The Middle East experience doesn’t necessarily mean that drones may be used in the same way in Africa, says Matt Herbert from the Global Initiative Against Transnational Organized Crime, who has focused on Libya and emerging technologies. ‘Their tactical utility may be limited as a weapon; however, strategically they could be of use for wider intelligence gathering, for collection of footage and propaganda materials and for precision targeting.’
That aligns with information from Somalia that al-Shabaab has deployed drones for surveillance and propaganda purposes. Retired Colonel David Peddle, a former military service member in South Africa and the United Kingdom, believes it’s only ‘a matter of time’ before we start seeing the deployment of ‘clusters’ or ‘swarms’ of drones in Africa, given their accessibility and relatively low cost.
The psychological advantage of threatening to deploy such aerial assets could give insurgents an advantage over their adversaries and expand their spheres of control. This applies both on land and at sea, with eyewitness accounts from Mozambique of drones used offshore during the March Palma attack.
Even if drones are primarily used for surveillance now, they remain a powerful tool. ‘It doesn’t have to be a hijacking or an attack,’ argues ISS maritime Project Leader Timothy Walker, who is investigating the expansion of maritime policing operations in the region. ‘It just has to be an intrusion for it to have potency.’
Increasing drone use in Africa should give policymakers and the humanitarian sector pause for thought. The United Nations’ World Food Programme, for example, deploys drones for disaster response and mapping purposes across Mozambique.
As a first step, mapping the use of drones by violent non-state groups across Africa could help ensure that aid programmes and humanitarian corridors aren’t compromised.

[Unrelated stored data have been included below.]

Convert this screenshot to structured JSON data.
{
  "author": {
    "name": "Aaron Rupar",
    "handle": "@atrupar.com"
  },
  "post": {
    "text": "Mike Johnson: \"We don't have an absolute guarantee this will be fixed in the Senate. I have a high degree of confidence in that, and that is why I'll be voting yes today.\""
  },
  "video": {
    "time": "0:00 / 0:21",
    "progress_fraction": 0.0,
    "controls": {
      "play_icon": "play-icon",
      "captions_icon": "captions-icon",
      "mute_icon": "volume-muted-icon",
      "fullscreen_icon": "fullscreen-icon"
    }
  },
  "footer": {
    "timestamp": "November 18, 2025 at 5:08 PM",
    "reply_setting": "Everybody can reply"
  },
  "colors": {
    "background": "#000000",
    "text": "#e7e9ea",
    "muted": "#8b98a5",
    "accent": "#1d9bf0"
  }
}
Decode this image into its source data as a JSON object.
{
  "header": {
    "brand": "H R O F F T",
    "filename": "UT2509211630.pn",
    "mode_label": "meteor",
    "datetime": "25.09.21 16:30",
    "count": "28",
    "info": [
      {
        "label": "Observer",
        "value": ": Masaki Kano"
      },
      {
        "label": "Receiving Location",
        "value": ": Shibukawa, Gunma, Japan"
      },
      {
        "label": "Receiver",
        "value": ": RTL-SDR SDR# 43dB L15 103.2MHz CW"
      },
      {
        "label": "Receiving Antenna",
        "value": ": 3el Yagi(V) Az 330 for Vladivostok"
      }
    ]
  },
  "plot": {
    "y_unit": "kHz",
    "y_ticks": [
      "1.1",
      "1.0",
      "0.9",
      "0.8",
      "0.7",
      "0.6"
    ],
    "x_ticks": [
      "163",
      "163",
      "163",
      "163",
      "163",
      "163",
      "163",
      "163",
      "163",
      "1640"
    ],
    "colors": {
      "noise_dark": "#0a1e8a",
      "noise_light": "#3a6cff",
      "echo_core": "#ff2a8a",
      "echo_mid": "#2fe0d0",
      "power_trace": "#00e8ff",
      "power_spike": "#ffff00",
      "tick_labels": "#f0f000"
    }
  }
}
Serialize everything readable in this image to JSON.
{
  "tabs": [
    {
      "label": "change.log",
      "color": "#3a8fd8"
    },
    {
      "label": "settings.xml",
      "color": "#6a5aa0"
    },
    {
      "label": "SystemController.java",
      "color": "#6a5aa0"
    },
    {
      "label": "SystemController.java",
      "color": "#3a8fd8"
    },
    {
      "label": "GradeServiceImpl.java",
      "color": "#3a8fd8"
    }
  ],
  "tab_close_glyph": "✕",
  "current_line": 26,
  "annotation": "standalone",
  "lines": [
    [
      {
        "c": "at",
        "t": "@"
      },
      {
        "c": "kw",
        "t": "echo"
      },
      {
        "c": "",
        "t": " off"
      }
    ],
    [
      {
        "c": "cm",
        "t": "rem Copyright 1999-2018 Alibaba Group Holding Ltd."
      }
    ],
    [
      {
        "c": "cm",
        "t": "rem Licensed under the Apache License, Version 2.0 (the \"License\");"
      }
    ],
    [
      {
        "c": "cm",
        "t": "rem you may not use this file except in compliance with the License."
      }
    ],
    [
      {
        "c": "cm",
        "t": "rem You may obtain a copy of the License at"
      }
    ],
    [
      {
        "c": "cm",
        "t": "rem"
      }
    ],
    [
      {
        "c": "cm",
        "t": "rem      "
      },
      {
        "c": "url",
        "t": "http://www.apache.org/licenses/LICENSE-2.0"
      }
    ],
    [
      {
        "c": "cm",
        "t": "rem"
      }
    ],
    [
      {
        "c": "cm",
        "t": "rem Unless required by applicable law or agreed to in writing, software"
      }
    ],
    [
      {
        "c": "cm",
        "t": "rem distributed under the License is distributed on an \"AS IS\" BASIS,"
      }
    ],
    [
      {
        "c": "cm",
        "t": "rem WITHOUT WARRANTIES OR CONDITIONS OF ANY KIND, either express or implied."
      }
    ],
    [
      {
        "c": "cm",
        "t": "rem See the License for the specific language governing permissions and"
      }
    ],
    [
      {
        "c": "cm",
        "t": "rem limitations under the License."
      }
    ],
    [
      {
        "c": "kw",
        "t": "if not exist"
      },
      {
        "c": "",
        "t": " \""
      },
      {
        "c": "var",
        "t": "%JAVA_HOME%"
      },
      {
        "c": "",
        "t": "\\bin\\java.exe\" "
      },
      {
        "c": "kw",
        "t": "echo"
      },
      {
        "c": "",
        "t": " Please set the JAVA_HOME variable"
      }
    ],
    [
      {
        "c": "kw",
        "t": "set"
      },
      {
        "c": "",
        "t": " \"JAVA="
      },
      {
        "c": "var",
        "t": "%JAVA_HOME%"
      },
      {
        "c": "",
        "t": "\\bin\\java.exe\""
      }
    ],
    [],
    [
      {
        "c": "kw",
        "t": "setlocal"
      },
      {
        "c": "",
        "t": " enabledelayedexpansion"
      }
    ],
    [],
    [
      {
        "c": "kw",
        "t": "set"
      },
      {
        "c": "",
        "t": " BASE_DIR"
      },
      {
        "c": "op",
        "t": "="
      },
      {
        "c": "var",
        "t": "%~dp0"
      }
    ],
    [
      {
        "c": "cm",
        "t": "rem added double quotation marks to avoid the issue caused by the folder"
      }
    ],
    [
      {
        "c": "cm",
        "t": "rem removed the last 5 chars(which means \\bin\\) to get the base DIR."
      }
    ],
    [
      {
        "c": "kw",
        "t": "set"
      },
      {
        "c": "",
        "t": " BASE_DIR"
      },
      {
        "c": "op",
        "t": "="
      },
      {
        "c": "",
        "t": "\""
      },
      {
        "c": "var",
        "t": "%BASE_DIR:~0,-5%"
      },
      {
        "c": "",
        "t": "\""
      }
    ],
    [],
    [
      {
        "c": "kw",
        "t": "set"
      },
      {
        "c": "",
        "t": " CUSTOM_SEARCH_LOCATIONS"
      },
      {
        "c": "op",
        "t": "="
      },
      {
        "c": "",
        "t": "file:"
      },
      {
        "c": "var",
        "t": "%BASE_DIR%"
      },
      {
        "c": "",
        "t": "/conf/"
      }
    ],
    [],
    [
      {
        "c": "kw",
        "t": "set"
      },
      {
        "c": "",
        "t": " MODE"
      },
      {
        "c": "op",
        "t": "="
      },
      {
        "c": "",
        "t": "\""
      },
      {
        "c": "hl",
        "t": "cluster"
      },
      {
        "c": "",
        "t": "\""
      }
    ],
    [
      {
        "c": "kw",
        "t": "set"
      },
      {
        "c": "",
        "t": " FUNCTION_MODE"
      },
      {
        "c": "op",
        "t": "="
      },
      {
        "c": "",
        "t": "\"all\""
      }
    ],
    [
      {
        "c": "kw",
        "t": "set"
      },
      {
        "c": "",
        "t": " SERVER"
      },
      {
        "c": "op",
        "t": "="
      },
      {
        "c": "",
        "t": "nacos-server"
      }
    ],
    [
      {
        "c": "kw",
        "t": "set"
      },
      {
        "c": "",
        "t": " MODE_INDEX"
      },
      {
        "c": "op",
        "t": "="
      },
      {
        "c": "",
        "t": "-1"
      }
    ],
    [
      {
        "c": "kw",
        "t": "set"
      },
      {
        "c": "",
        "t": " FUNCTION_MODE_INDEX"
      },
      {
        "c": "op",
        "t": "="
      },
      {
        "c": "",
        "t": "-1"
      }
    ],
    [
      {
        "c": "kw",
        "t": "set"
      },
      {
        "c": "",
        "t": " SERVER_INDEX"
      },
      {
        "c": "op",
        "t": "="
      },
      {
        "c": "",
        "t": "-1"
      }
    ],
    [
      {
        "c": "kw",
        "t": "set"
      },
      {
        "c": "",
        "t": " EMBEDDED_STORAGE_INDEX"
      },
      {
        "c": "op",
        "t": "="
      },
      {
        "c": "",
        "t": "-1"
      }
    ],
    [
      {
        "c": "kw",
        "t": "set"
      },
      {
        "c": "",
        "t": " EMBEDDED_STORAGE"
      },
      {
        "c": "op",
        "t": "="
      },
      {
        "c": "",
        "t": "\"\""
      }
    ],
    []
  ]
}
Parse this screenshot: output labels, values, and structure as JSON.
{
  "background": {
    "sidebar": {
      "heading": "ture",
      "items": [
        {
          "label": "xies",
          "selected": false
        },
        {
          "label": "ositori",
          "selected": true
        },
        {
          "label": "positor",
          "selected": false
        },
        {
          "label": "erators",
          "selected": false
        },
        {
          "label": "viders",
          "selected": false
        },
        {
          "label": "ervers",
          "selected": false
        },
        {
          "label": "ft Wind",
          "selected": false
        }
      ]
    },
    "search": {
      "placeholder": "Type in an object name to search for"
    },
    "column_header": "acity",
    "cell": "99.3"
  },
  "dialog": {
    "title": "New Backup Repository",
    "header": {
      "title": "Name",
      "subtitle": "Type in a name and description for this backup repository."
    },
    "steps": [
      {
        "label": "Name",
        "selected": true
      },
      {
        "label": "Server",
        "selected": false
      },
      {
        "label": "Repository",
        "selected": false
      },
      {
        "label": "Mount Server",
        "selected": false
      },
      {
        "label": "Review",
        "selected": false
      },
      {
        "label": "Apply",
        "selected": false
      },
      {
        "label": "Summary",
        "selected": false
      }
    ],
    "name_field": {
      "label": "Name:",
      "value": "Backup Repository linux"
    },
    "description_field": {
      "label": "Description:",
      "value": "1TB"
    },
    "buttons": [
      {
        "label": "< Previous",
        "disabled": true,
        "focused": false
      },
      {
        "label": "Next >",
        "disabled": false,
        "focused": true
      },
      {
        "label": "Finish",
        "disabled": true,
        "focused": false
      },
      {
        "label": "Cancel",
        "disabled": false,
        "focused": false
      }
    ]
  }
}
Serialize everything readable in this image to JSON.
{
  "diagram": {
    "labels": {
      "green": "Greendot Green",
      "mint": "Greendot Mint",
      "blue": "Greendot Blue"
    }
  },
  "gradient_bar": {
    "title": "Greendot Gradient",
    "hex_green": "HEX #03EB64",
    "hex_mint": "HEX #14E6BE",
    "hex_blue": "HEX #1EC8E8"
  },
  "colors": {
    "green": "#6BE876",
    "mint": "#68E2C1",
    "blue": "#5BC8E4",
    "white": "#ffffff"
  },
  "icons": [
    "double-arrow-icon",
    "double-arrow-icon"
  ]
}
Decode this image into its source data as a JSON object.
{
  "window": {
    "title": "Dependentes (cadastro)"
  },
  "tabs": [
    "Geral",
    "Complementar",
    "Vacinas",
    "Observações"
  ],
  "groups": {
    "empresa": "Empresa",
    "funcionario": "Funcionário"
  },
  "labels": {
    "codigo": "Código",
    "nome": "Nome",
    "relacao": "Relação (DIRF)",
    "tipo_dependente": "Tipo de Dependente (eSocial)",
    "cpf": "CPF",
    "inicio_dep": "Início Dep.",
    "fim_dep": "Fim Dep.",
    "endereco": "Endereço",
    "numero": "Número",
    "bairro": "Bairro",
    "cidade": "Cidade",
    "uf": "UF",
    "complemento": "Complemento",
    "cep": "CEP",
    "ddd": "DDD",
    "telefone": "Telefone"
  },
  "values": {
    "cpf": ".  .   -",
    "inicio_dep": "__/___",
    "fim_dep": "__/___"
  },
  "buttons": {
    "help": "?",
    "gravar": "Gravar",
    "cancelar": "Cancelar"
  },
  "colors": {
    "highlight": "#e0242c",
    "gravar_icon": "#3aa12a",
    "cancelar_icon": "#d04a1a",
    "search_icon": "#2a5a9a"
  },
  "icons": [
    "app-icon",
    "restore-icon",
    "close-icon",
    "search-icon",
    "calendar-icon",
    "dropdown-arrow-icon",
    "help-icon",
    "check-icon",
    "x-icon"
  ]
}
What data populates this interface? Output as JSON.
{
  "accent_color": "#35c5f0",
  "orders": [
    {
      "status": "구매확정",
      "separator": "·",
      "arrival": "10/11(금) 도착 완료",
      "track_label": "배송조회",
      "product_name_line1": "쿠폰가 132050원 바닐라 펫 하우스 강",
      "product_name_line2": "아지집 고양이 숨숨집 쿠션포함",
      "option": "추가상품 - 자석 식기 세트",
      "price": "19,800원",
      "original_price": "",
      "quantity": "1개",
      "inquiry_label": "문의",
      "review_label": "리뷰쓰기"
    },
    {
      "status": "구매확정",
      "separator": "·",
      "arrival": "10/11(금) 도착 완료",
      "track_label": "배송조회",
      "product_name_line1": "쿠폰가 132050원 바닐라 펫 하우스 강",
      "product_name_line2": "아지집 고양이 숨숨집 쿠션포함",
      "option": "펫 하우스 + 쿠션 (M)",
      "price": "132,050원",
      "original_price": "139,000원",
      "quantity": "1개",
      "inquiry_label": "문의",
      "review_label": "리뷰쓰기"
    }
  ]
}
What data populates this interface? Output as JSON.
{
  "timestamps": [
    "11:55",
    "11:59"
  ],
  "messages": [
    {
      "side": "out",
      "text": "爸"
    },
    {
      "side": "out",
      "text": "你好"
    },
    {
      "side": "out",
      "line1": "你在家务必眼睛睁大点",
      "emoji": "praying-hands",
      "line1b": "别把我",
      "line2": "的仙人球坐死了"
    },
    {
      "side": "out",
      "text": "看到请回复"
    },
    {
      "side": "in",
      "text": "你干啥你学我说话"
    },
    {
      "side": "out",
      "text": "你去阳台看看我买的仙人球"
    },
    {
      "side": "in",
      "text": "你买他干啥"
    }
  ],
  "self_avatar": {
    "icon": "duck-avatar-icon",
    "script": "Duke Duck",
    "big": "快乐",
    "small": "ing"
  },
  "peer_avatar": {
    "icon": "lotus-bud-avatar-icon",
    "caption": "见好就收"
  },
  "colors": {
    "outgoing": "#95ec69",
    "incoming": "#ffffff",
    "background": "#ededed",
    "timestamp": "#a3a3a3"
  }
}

This would also enable private or private-public partnerships such as oil and gas refineries, ports and harbours, airports and military bases to develop countermeasures.
While African governments may struggle to control the proliferation of commercial drones, early warning systems could flag large consignments of drones procured and delivered to areas of conflict. A registration scheme similar to that used for cellphones could be considered for shop-bought drones that don’t need a licence.
Internationally, the Global Counterterrorism Forum has developed the Berlin Memorandum under its Initiative to Counter Unmanned Aerial System Threats. It urges states to observe numerous UN Security Council Resolutions that require ‘effective measures to establish domestic controls to prevent the proliferation of nuclear, chemical, or biological weapons and their means of delivery.’ The means of delivery includes drones.
African policymakers should play an active role in shaping future drone policy beyond the technology’s use in assisting agricultural development. Even when used for surveillance rather than attack, drones can provide insurgents with a strategic and operational advantage that could threaten security forces’ ability to protect citizens and stabilise conflict zones.